L’absence de réciprocité dans les normes a encouragé l’augmentation des importations : + 28% en 15 ans. En France, 50% de nos fruits et légumes sont importés, au détriment de la production locale. Les eurodéputés Anne Sander, Arnaud Danjean (Parti populaire européen), Marie-Pierre Vedrenne, Jérémy Decerle (Renew) et Benoit Biteau (Les Verts) l’ont bien compris : mettre en place des mesures-miroirs est une urgence totale pour accélérer la transition écologique et sauver les agriculteurs européens.
Les eurodéputés engagés à pousser les mesures-miroirs
Le témoignage de Guillaume Perrot, éleveur en Bourgogne Franche-Comté et les deux heures de discussion entre les eurodéputés, la FNH, l’Institut Veblen et Interbev, ont porté leurs fruits : tous les 5 s’engagent à pousser des mesures-miroirs lors de la présidence française de l’UE et dans les textes qui seront votés prochainement notamment :
- La stratégie déforestation importée, dont l’objectif est d’interdire les importations de denrées qui accentuent la déforestation dans des pays tiers (comme l’huile de palme…).

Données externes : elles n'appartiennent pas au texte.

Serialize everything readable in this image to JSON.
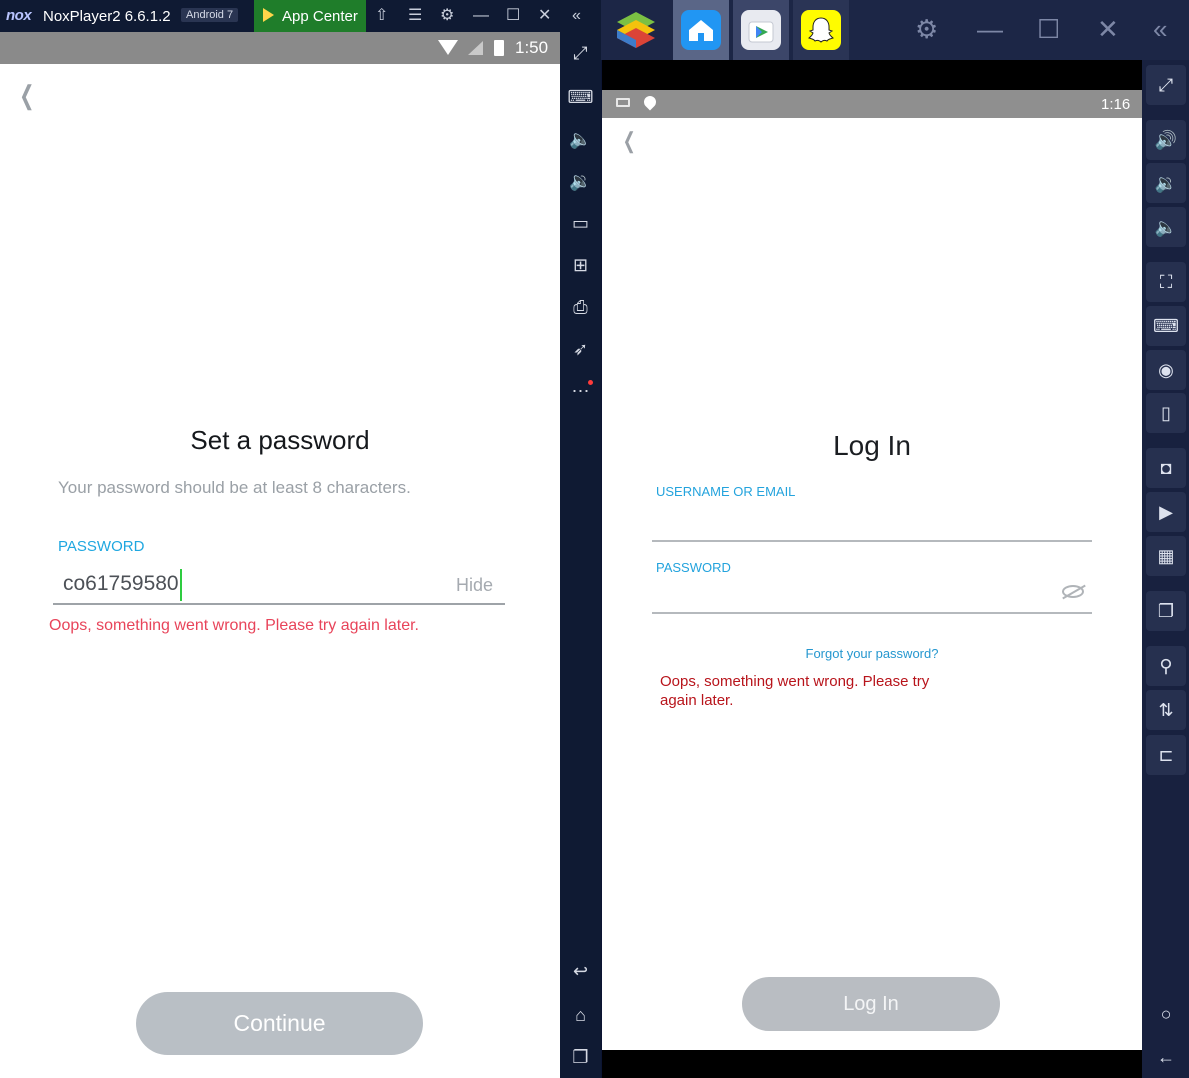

- La directive sur l’utilisation durable des pesticides, qui vise à mettre en place l’objectif européen de -50% voté dans le Green Deal (Pacte Vert).
Par ailleurs, les eurodéputés Eric Andrieu, Sylvie Guillaume et Raphaël Glucksmann du groupe S&D ont rejoint les 5 eurodéputés déjà engagés, pour signer à nos côtés une tribune parue dans le Monde. Nous y soulignons l'importance de mettre en place cette protection essentielle pour les agriculteurs et l'environnement, que sont les mesures-miroirs.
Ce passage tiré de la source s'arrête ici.